Right after Memorial Day, I submitted a paper with Kamalika Chaudhuri and Claire Monteleoni to the Journal of Machine Learning Research on differential privacy and empirical risk minimization. This work looks at how to learn a classifier from training data in such a way that an adversary with access to the classifier and full knowledge of all but one of the training data points would still have a difficult time inferring the values of the last data point.

Ben Rubenstein has a nice post on the differential privacy model, and Adam Smith has more to say on sample secrecy. Adam and his colleagues (Dan Kifer and Abhradeep Guha Thakurta) gave us useful feedback on an earlier draft, which prompted me to learn some new facts about matrix perturbations, symmetric functions, and eigenvalues. Perhaps I’ll blog about this a bit more in the future, but I seem to be going in fits and starts here, so I don’t want to promise anything.

On a related note, ArXiV has dramatically changed its interface for submissions, and it is soooooo much better than before.

# ArXiV is down

I got the following from ArXiV today:

Submissions to arXiv have been disabled for maintenance. arXiv’s database is down for maintenance.
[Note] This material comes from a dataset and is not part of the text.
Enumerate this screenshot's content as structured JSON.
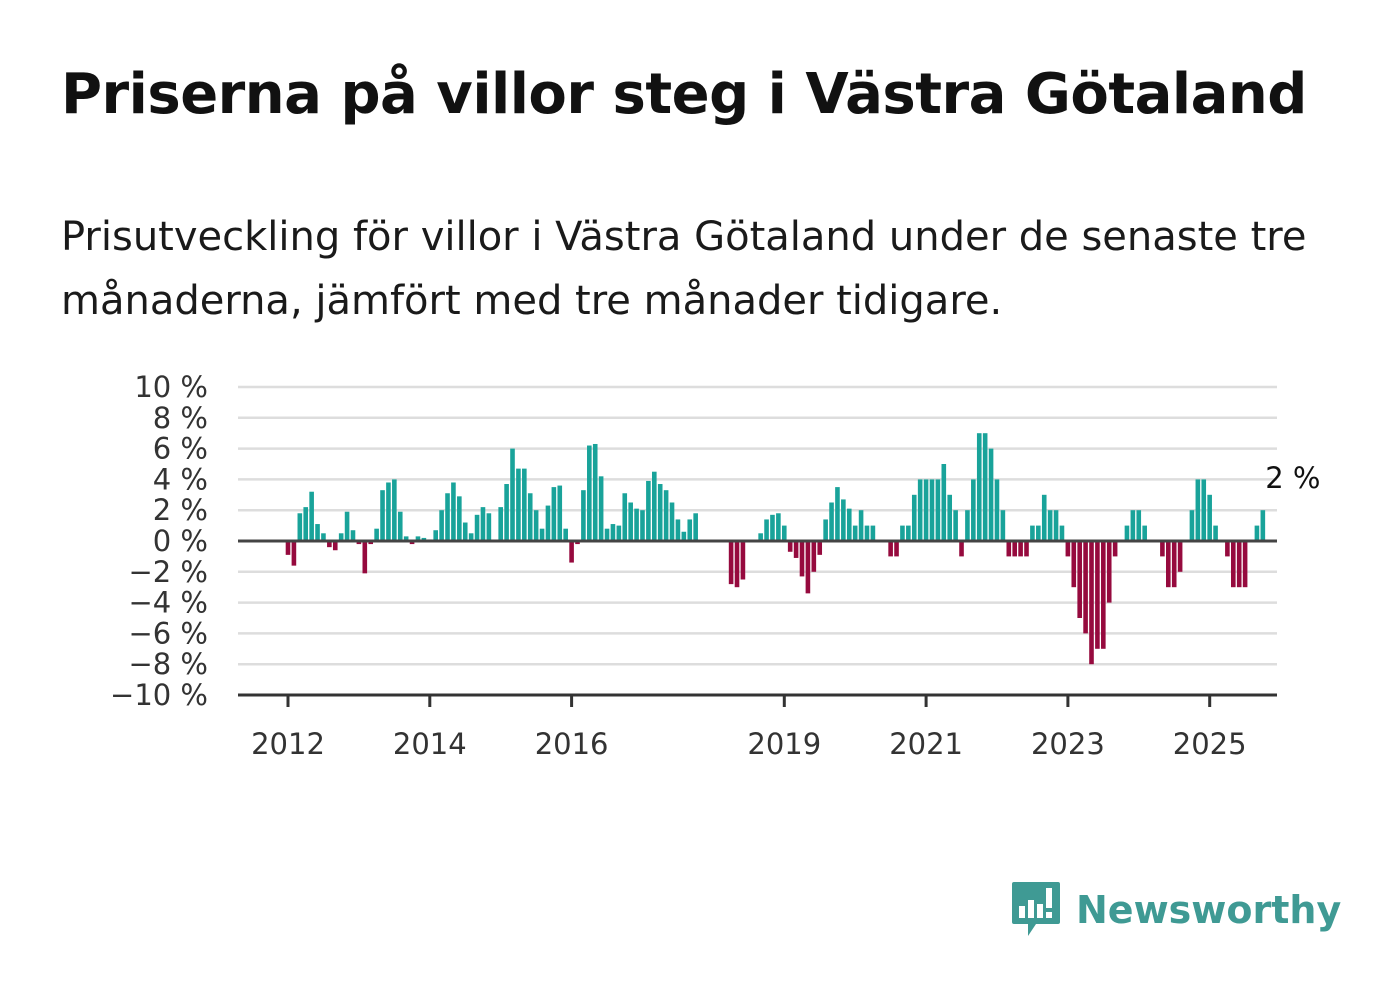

It is still possible to browse, view and search papers that have already been announced but submissions and replacements disabled, as are the functions to add cross listings and journal references.

So I guess I’ll have to wait to post our new submission, “Privacy constraints in regularized convex optimization,” until the system comes back up.

In the meantime, I’ll blog a bit about ISIT!

# be careful how you name your algorithm

The Lasso is a popular algorithm for selection used in statistics. In this recent paper posted to ArXiV the authors show that the Lasso is not algorithmically stable. It’s only to be expected, really. A twirling loop of rope is hardly an image one might associate to stability!

# prove as you go or scaffold first?

I had an interesting conversation two weeks ago about the working process for doing theory work in CS and EE. We discussed two extremes of working styles. In one, you meticulously prove small statements, type them up as you go along, getting the epsilons and deltas right and not working on the next step until the current step is totally set. I call this “prove as you go.” The other is that you sketch out some proofs to convince yourself that they are probably true (in some form) and then try to chase down the implications until you have the big result. When some deadline rolls around, you then build up the proofs for real. This could be thought of as “scaffolding first.” Fundamentally, these are internal modes of working, but because of the pressure to publish in CS and EE they end up influencing how people view theory work.